The House voted almost entirely on partisan lines to pass the stimulus package that, slightly amended, came out of the House Appropriations Committee. It passed without a single Republican vote and with 11 Democratic votes against, from Allen Boyd (FL 2), Bobby Bright (AL 2), Jim Cooper (TN 5), Brad Ellsworth (IN 8), Parker Griffith (AL 5), Paul Kanjorski (PA 11), Frank Kratovil (MD 1), Walt Minnick (ID 1), Collin Peterson (MN 7), Heath Shuler (NC 11), and Gene Taylor (MS 4). They break into several categories. Boyd and Cooper are "blue dogs" by conviction who represent state capital districts (Tallahassee, Nashville) that wouldn't have minded pro-stimulus votes. Bright, Griffith, Kratovil, and Minnick won their seats in 2008 in Republican-leaning districts. Ellsworth and Shuler won their seats in 2006 in Republican-leaning districts. Kanjorski is an old-timer who was pressed in the 2008 election. Taylor is a temperamental Jacksonian maverick elected in the Gulf Coast Mississippi district who mostly votes like a Republican but wears no man's collar. Peterson is a committee chairman (Agriculture) who represents a rural district that, despite historic DFL roots, has recently been the most Republican district in Minnesota in presidential elections. It took some guts, in my view, for Boyd, Cooper, and Peterson to cast these votes.
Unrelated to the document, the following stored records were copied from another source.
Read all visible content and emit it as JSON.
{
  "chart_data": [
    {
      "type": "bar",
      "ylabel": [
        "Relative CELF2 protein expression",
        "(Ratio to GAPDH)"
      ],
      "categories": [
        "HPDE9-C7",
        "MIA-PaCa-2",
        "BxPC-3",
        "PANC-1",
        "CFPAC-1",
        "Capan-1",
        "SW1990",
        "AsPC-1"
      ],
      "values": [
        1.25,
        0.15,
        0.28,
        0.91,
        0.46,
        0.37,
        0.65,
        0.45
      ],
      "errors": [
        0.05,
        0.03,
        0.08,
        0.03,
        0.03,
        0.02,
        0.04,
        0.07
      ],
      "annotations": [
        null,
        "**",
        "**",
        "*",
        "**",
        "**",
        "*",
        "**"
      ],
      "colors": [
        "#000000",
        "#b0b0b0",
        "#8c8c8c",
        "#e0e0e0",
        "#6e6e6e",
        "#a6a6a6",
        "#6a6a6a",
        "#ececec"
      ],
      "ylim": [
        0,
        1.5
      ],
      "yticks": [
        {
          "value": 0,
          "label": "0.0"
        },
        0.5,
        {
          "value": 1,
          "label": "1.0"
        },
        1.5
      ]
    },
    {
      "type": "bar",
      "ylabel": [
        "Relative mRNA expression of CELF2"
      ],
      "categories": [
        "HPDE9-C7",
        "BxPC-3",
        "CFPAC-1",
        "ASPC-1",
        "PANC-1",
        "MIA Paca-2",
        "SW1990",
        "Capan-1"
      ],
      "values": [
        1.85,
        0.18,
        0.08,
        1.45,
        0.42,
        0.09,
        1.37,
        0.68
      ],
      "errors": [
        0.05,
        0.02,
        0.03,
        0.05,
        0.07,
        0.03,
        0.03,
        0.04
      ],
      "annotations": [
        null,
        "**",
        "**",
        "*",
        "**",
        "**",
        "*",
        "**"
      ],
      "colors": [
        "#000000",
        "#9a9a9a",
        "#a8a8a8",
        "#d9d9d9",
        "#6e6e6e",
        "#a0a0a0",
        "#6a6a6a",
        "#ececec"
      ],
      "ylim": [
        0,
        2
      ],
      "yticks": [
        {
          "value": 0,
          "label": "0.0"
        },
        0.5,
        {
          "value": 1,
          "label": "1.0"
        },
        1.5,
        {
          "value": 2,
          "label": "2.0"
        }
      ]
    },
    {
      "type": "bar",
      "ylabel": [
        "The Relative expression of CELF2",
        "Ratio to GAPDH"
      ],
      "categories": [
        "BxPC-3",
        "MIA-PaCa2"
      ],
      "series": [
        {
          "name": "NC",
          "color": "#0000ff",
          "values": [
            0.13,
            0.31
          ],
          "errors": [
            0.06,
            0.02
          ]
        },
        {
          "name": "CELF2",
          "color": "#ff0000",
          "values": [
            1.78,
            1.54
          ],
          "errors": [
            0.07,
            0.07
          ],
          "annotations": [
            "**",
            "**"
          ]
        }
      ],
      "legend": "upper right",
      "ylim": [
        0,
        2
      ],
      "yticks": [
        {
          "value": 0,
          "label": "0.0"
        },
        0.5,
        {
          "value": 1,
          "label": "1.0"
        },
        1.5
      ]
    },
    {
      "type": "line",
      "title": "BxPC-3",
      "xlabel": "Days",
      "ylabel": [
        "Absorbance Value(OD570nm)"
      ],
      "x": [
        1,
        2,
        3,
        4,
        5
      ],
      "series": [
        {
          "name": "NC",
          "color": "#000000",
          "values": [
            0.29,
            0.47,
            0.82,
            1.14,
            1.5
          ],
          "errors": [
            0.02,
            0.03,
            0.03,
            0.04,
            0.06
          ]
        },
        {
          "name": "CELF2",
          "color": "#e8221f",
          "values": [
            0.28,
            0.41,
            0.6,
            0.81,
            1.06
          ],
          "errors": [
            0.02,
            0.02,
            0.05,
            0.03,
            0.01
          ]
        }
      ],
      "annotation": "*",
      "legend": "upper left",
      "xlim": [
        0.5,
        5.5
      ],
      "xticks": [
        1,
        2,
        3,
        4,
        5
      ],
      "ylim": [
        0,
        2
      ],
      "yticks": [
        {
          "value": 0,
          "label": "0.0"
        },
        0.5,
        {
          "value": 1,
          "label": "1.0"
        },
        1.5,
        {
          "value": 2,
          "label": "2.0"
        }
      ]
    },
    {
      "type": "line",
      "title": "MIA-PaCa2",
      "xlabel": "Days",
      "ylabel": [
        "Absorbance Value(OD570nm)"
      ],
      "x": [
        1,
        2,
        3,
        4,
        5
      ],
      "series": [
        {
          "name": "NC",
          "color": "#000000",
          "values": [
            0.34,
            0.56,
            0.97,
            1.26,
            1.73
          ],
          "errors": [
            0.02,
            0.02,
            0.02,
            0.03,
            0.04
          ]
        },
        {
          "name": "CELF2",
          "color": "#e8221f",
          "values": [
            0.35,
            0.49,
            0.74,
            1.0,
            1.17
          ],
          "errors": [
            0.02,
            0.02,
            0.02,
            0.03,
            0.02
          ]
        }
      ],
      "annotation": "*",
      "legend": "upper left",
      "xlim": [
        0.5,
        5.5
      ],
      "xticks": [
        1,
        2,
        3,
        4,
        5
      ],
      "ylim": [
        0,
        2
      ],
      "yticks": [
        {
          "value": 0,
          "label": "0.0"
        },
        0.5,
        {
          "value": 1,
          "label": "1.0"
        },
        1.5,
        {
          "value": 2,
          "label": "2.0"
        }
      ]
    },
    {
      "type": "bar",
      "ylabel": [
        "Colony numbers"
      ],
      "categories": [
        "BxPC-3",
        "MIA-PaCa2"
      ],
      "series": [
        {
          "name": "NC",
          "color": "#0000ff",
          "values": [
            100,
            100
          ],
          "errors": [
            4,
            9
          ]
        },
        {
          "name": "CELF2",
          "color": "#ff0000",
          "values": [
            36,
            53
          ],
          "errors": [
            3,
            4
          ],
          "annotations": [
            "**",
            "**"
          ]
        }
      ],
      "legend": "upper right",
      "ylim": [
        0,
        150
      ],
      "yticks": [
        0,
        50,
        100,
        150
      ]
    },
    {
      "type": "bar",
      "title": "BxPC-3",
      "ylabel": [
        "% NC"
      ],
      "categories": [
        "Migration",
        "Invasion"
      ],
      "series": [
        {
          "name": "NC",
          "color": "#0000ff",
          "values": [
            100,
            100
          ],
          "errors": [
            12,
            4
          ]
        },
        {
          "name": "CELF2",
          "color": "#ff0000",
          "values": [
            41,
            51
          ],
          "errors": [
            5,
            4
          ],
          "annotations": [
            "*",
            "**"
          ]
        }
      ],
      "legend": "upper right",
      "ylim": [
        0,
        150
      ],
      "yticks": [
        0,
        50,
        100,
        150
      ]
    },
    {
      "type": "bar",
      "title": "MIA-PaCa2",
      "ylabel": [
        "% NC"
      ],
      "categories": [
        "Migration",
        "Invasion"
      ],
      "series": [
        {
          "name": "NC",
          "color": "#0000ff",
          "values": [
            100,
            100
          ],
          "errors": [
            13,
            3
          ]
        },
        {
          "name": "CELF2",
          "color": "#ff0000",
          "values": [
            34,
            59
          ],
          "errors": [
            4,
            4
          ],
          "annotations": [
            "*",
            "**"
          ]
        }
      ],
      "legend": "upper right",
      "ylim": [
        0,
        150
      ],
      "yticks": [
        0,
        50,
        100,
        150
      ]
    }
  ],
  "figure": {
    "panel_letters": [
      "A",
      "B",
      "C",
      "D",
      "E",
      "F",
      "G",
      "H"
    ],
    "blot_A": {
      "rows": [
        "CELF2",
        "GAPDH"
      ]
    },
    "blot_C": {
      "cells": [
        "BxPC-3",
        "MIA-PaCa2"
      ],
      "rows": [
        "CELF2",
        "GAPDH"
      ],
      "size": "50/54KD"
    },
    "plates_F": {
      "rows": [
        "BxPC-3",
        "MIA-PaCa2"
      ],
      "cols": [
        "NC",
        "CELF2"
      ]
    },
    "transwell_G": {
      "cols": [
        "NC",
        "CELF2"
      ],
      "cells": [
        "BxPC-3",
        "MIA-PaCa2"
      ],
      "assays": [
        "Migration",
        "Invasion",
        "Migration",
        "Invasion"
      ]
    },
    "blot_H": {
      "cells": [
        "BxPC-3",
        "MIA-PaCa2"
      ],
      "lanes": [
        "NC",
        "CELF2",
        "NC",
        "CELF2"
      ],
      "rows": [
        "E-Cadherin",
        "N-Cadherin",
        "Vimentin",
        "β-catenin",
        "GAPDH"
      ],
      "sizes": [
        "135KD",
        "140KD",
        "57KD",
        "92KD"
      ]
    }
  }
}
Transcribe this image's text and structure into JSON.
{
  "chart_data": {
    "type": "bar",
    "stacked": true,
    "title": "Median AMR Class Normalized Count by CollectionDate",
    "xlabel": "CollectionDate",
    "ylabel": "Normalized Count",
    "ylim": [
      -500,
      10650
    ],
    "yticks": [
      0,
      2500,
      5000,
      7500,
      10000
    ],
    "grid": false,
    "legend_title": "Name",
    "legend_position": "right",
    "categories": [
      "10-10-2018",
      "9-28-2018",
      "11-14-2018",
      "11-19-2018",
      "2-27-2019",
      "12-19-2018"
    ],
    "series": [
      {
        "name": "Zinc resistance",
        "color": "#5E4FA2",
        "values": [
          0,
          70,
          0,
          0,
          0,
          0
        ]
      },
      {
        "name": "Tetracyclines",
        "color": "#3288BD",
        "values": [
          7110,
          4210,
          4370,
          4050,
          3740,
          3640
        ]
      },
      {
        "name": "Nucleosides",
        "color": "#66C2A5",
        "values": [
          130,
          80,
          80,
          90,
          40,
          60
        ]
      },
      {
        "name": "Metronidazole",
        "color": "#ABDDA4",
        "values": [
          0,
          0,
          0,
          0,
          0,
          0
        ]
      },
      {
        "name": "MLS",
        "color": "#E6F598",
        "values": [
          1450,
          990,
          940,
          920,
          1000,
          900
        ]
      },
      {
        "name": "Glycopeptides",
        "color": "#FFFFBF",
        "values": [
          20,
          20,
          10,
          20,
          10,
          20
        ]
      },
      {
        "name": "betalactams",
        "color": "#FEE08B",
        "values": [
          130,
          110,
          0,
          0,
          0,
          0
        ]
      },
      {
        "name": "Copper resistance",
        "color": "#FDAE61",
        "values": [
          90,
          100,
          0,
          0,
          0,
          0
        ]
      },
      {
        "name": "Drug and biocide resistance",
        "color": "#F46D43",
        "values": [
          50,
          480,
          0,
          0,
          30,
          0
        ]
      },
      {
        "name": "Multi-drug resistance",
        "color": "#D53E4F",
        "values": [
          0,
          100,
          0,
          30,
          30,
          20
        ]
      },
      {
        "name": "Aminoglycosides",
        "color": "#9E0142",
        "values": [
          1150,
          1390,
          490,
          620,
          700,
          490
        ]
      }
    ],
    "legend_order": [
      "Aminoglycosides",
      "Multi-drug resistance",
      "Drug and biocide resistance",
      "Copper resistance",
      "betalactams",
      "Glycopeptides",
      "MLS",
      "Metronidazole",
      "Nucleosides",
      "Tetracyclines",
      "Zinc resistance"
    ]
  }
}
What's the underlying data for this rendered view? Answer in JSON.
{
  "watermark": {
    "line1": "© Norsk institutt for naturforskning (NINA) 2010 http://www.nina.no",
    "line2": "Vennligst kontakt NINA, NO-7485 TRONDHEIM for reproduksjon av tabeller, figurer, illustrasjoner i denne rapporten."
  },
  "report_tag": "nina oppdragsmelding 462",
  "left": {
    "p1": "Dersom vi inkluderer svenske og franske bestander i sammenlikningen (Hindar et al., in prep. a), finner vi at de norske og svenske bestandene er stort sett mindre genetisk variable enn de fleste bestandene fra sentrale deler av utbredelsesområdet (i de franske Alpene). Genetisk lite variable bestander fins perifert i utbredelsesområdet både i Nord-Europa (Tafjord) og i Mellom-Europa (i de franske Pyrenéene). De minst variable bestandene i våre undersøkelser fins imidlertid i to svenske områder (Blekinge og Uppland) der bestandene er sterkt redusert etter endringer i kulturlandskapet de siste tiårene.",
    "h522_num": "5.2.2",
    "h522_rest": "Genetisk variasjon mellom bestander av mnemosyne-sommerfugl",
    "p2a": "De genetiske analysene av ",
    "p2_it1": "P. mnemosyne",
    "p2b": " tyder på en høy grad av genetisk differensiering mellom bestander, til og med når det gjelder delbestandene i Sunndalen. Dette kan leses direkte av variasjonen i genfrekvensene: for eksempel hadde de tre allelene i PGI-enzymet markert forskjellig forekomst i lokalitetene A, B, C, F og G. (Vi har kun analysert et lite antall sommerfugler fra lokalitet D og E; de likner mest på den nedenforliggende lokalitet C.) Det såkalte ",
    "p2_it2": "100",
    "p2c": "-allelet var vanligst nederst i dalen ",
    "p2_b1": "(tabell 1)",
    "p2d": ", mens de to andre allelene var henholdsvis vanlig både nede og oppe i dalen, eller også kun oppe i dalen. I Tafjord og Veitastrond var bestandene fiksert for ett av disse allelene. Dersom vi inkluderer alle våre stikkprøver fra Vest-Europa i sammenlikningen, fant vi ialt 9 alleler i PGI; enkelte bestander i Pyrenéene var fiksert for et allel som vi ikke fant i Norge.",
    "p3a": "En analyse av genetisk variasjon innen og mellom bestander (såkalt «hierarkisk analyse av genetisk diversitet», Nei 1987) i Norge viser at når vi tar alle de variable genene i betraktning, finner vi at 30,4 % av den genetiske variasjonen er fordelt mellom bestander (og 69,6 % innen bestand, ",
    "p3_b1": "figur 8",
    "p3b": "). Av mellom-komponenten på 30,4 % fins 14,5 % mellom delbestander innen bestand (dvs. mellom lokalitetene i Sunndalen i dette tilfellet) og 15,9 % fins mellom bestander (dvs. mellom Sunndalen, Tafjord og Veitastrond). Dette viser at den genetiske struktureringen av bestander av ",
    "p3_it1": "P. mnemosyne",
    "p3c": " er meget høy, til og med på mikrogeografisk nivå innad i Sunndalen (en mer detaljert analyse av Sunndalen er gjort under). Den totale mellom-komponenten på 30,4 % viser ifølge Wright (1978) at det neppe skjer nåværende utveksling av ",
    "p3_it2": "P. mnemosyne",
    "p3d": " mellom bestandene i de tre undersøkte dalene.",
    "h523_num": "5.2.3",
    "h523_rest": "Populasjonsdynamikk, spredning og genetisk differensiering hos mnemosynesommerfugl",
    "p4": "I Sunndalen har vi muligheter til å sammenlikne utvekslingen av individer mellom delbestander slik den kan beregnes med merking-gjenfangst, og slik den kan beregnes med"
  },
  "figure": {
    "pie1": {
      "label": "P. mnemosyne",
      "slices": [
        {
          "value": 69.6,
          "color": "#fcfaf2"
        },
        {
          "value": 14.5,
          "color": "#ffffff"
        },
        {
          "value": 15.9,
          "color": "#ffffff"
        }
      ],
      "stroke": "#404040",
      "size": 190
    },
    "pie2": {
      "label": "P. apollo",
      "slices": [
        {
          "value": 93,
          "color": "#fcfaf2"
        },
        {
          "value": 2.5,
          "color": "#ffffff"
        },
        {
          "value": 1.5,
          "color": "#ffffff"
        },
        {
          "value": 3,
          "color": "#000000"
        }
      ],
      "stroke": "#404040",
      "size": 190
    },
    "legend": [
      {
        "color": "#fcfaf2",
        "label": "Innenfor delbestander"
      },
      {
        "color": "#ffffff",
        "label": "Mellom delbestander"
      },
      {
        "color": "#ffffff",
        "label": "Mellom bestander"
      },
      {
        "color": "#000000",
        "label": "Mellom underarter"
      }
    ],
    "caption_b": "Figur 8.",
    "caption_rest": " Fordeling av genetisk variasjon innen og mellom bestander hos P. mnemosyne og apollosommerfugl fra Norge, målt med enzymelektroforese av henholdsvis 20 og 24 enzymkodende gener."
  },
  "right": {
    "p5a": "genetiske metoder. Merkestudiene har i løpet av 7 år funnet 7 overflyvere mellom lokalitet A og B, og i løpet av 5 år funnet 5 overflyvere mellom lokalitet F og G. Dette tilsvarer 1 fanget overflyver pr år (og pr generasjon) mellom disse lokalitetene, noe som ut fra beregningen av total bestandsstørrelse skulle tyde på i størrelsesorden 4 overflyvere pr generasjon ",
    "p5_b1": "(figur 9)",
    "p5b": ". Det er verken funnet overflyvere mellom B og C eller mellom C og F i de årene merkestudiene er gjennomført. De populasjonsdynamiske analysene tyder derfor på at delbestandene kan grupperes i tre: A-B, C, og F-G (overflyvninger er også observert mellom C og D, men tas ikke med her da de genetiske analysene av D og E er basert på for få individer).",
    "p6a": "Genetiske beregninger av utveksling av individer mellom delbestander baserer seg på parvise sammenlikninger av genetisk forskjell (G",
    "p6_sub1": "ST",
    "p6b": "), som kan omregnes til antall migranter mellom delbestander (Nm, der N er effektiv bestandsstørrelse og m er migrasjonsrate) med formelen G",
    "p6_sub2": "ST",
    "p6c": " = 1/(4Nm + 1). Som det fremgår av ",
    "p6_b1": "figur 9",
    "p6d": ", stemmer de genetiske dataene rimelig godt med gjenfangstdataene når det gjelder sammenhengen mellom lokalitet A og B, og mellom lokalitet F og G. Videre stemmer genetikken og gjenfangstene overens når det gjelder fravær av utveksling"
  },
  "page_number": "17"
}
House Republican Whip Eric Cantor makes the point in this pre-roll call interview with Marc Ambinder that the stimulus package should include more tax cuts and less government spending. He seems to have public opinion on his side. Pollster Scott Rasmussen reports that 53 percent of Americans believe that it's always better to cut taxes than to increase government spending, while only 24 percent disagree.
Was this a failure of President Obama's professed desire for bipartisanship? On the surface, yes. But I think you have to give Obama some credit for journeying to Capitol Hill to talk with House Republicans. He listened respectfully, and although he didn't press the House Democratic leaders for more than one or two small concessions—they dropped funding for contraceptives, an item that was clearly a source of political embarrassment—he did at least listen. That's more than Treasury Secretary Henry Paulson did in the first days when he was trying to get the $700 billion TARP package passed: He dealt only with House Democrats (though with both Democrats and Republicans in the Senate, in the knowledge that any package might require 60 votes there). But he ignored the House Republicans, on the theory that the Democratic leadership could pass anything it wanted. He did that even after Nancy Pelosi said on September 23 that she wanted 100 Republican votes for the package in the House. That should have signaled Paulson that he must deal with the Republicans; clearly Pelosi wanted to leave room for many Democrats, especially (though not, as it turned out, exclusively) those in marginal districts, to vote against the package. But Paulson did not engage the House Republicans, and they in turn let it be known that the ranking member on the Banking Committee, Spencer Bachus of Alabama, couldn't speak for them—and for several critical days they didn't advance anyone else who could.
The result was the defeat of the $700 billion package in the House September 29. In the process, Eric Cantor stepped forward with the proposal that the package include the option for Treasury to insure toxic assets in banks' portfolios. Such language was included, although Treasury let Cantor know that it had concluded that this alternative was not feasible (presumably because it was too hard to calculate what the insurance premiums should be, a problem very much akin to the valuation problem in the option Paulson was saying then he favored: the government buying up the toxic assets in bank portfolios). The insurance provision was included in the legislation passed by the Senate on October 1, together with a couple of other provisions House Republicans favored, and the House passed the bill October 3.
Lesson: In these tough situations, it helps to know early on what is wanted by the House Republicans, who are powerless as a general rule but essential when it is deemed necessary to have partisan cover to pass difficult legislation. I give Obama credit for listening to them, though not at the moment giving them much of anything, because this will make it easier to find bipartisan agreement than it was on September 29. At least he has set up channels of communication and established whom he must negotiate with and gotten an idea of what they want, which Paulson did not do in the days after September 23. I'm not sure I will like the result, but I like to see political competence.